Este grupo humano, que había desarrollado una cultura muy avanzada en el principio de la Edad de Hierro (cultura de Hallstatt), comienza un movimiento migratorio de personas, pero sobre todo de ideas, que le lleva a ocupar un área geográfica inmensa, desde Irlanda a Polonia y de España a Turquía, absorbiendo y “celtizando” a los pueblos de estadios culturales menos avanzados y fundiéndose con los más avanzados, con la creación de nuevas culturas, como en el caso de los celtíberos o de los celto-ligures.

Su desaparición se produce en el siglo I d. C. a causa de la presión combinada de romanos, germanos y dacios. Muchos pueblos celtas fueron romanizándose y creando un conglomerado de costumbres y razas.

El enorme mosaico que representa el pueblo celta no es susceptible de ser definido fácilmente. Todas sus gestas e historias eran narradas oralmente, y la escritura solamente se usaba con fines mágicos, así que no tenemos documentos directos como en el caso de sus contemporáneos griegos o romanos.
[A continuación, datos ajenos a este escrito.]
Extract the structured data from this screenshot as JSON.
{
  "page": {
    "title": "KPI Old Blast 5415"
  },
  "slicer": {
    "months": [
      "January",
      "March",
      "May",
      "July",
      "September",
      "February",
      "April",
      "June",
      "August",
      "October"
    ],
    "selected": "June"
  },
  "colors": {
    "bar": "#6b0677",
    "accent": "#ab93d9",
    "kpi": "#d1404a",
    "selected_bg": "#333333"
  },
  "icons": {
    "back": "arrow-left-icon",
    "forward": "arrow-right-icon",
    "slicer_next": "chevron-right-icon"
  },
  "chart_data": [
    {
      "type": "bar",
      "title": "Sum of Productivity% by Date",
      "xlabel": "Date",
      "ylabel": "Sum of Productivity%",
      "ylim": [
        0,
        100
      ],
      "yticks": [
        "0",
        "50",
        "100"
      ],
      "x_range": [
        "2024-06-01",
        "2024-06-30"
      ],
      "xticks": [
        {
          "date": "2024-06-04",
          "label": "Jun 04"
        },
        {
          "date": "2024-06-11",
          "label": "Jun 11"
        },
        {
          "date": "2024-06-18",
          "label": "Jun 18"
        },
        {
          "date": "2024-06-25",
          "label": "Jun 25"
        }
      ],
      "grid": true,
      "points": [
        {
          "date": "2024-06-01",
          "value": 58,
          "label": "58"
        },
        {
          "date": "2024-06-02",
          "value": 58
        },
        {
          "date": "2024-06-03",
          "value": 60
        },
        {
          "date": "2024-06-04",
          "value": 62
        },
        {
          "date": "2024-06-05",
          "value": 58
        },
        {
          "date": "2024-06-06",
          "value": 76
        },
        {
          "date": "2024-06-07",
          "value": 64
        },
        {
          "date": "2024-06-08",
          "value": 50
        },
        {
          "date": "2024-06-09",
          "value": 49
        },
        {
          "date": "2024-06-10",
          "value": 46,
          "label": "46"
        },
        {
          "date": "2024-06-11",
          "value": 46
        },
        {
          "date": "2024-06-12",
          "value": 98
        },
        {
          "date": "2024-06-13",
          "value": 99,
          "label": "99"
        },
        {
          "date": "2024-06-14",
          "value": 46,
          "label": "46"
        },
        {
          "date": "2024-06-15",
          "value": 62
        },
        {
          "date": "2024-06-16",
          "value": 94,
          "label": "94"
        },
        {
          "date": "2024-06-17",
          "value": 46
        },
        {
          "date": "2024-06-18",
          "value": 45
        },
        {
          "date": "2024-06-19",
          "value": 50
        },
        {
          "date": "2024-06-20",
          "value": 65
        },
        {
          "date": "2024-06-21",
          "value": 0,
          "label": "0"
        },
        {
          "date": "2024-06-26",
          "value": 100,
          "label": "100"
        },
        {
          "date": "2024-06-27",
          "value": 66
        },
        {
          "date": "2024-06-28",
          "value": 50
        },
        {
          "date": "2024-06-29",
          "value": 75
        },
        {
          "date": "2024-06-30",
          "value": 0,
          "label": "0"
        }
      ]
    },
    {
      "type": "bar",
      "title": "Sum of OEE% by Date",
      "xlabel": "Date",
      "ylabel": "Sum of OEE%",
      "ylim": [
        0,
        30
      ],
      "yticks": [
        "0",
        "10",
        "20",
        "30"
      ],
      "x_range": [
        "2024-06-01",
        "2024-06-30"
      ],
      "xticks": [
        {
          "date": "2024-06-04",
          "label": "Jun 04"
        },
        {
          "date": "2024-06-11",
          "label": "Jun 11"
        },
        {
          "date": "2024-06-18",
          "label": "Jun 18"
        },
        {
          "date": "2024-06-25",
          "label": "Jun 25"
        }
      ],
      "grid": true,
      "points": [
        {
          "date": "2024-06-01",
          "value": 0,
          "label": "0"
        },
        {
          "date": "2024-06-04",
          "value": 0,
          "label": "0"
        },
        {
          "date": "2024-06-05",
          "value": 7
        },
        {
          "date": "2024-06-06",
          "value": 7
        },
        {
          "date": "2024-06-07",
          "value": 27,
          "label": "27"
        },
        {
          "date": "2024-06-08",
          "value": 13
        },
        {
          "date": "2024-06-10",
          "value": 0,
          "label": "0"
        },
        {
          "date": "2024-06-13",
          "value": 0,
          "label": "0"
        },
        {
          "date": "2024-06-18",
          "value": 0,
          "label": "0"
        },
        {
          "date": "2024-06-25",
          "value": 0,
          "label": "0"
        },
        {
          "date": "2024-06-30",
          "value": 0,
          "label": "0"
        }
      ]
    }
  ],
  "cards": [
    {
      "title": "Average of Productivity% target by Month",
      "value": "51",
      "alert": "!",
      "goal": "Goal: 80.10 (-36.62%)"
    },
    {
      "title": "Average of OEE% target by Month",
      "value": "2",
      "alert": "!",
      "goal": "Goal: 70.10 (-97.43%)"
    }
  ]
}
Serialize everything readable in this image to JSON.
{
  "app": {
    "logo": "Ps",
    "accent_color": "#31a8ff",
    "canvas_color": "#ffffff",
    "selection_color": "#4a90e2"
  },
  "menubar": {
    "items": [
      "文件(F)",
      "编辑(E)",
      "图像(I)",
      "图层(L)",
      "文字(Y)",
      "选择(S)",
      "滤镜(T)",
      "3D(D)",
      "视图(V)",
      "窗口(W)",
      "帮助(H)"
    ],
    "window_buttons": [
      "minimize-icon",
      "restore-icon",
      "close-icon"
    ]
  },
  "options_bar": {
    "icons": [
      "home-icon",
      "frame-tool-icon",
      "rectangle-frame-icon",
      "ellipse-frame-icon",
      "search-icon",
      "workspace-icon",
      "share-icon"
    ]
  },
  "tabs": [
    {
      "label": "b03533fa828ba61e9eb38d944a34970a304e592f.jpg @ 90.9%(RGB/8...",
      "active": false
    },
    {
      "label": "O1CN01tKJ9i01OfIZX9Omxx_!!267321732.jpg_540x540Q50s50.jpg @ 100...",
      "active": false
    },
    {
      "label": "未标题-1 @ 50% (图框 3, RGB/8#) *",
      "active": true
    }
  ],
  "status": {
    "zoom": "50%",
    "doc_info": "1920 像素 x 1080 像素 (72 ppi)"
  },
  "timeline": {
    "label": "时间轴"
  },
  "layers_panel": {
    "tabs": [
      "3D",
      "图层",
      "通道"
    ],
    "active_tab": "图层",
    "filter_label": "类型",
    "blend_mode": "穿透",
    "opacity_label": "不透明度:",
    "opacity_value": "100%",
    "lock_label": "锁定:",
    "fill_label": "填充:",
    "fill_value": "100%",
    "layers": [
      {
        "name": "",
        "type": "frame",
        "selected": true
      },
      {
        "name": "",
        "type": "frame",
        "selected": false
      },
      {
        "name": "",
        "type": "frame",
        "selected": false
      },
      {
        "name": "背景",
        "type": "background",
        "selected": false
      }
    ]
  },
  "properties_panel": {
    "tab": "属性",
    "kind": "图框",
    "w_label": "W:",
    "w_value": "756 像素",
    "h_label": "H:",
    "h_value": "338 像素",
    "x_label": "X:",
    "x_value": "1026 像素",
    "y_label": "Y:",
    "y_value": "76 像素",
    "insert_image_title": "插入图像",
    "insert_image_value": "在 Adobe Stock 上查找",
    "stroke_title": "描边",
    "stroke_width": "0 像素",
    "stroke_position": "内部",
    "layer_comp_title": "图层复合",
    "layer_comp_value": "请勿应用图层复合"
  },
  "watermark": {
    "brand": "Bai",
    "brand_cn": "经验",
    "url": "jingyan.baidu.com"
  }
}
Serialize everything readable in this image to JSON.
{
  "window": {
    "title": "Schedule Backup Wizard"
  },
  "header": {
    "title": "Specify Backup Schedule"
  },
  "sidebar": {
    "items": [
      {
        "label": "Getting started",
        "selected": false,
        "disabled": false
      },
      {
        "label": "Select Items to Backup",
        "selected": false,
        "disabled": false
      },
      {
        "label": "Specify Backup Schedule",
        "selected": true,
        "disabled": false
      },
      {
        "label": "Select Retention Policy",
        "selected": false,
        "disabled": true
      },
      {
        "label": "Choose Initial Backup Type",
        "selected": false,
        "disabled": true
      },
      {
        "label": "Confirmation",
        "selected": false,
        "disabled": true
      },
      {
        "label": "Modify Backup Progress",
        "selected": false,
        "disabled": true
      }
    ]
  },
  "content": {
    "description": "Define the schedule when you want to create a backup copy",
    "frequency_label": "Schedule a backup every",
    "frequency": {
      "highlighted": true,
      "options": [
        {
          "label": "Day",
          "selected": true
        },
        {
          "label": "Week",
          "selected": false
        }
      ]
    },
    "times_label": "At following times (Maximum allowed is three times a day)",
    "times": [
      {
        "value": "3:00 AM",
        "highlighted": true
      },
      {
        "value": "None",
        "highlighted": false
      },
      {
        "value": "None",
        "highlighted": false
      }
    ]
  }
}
La fuente clásica más importante que tenemos es la de Julio César, con su obra La Guerra de las Galias.

No construyeron grandes puentes ni murallas, ni dejaron obras escritas porque daban más importancia a la enseñanza oral que a la letra muerta. Sus templos tenían un techo de estrellas, suelo de tierra y, como paredes, los bosques de encinas. Sin embargo, dejaron una forma de pensar y un folclore que alimentó a Europa como un río subterráneo durante la Edad Media, e incluso ahora conservamos numerosos vestigios suyos en la cultura popular.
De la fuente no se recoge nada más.